Monday, March 23, 2009

2009-03-23 - Solution

2009-03-23

This is a weave maze built with a recursive back tracker alogirthm, rendered with a block pattern. I find the weave mazes to be very pretty and slightly more complicated to solve.

Sunday, March 22, 2009

2009-03-22 - Solution

Knowing Your Enterance And Exit

When I create a perfect maze (also called a simply-connected maze), I render the whole maze with one of the algorithms I have implemented then I find the entrance and exit with the longest solution path. The way I do this is to move the entrance and exit around the outside of the maze at different locations and "solve" the maze, checking the solution length. When I find the location of the entrance and exit that create the longest solution path I am done creating the maze.

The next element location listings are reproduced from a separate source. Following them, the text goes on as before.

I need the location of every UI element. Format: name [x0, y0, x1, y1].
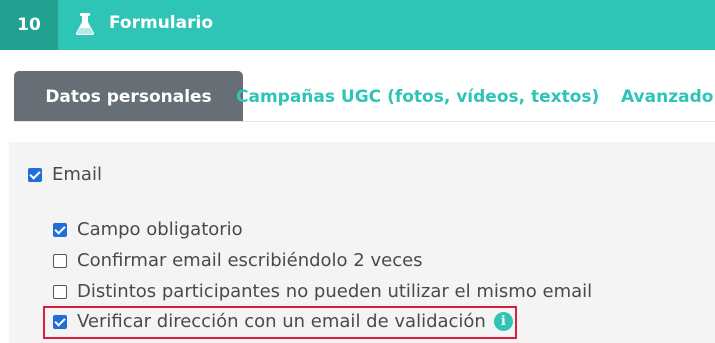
required-label: Campo obligatorio [77, 219, 243, 240]
tabs-divider [14, 121, 715, 122]
verify-email-label: Verificar dirección con un email de vali… [77, 311, 486, 332]
email-field-option[interactable]: Email [28, 164, 102, 185]
flask-icon [75, 13, 95, 35]
confirm-email-checkbox[interactable] [53, 253, 67, 268]
top-header-bar: 10 Formulario [0, 0, 715, 50]
info-icon[interactable]: i [493, 312, 513, 331]
tab-datos-personales[interactable]: Datos personales [14, 71, 243, 122]
email-label: Email [52, 164, 102, 185]
confirm-email-label: Confirmar email escribiéndolo 2 veces [77, 250, 423, 271]
step-number-badge: 10 [0, 0, 58, 50]
confirm-email-option[interactable]: Confirmar email escribiéndolo 2 veces [53, 250, 423, 271]
tab-campanas-ugc[interactable]: Campañas UGC (fotos, vídeos, textos) [236, 71, 599, 122]
unique-email-option[interactable]: Distintos participantes no pueden utiliz… [53, 281, 592, 302]
verify-email-option[interactable]: Verificar dirección con un email de vali… [53, 311, 513, 332]
form-title: Formulario [109, 13, 213, 33]
tab-avanzado[interactable]: Avanzado [621, 71, 713, 122]
required-checkbox[interactable] [53, 222, 67, 237]
unique-email-checkbox[interactable] [53, 284, 67, 299]
verify-email-checkbox[interactable] [53, 314, 67, 329]
email-checkbox[interactable] [28, 167, 42, 182]
unique-email-label: Distintos participantes no pueden utiliz… [77, 281, 593, 302]
required-field-option[interactable]: Campo obligatorio [53, 219, 243, 240]
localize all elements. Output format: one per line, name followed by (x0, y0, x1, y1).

However, finding the entrance and exit to the maze after creating it will not work when creating a braid maze (also called a purely multiply connected maze). With a braid maze there are no dead-ends, which means that all cells in an orthogonal braid maze have at 0, 1, or 2 hedges. The entrance counts as a missing hedge, which means when generating the maze I need to take into consideration the entrance, since that missing hedge on the outside allows the algorithm to add another hedge to that entrance cell. The same with the exit.

Which leaves me with the question, where is the best place to put the entrance and exit in a orthogonal braid maze.

2009-03-22

This site advertises "A Free Daily Online Maze Every Day", however I have been negligent for the last couple of days. Here is a braid maze that I constructed. It is difficult, however I am not particularly proud of it, I would like to construct one with only a single solution path:



Size: 39 x 39
Dead ends: 0
Passages: 1327
Forks: 172
Cross Roads: 20
Decisions: 212
Branches: 99
Corners: 785

Wednesday, March 18, 2009

Solving - Dead End Filling

Here is a YouTube video of a maze solving technique called dead end filling.

Basically you find all the dead ends and fill them, working backwards down the passages that leads to the dead ends till you reach a junction. If filling the maze leads to a junction that is a dead end you fill that junction and continue backfilling. Keep doing this until all passsages lead to a dead end are filled. What is left (not filled) is the solution path

Braid Mazes - And Their Corners

Braid mazes sometimes called purely multiply connected maze, refers to a maze without any dead ends. In an orthogonal mazes (a maze made up of a square cell with four sided) this means that there are no cells with three sides.

Let's consider the corners of an orthogonal maze. Each corner by default has two sides (unless one of the sides is an exit or and entrance). Which means that the other two sides can not have a wall (hedge) in a braid maze. In other words, the cell in the upper left corner of the maze (Northwest) already has two walls, one to the north and one to the west. Adding a wall on the east or the south would create a dead end.

If we have a orthogonal braid maze without any rooms (vertexes without touching walls) the corners are always passages.

In an orthogonal braid maze where is the best place to put the exit (if this is an outside to outside solution)? If you put the exit in the corners, then you will have one of two scenarios:

1) There will be two solutions paths to the exit, since the corner has to be a passage, both sides of the corner cell could be a path to the solution.

2) There will be one solution path to the corner, and one will be a branch (non-solution path). This is probably the worst scenario of the two, since the solver will never take the non-solution path when they are at the exit. Which means that the branch is wasted space. By wasted I mean, not adding to the complexity of the puzzle.

In conclusion: if you are creating a orthogonal braid maze (no dead ends) and want to have a single solution path without wasted space the exit should not be in a corner.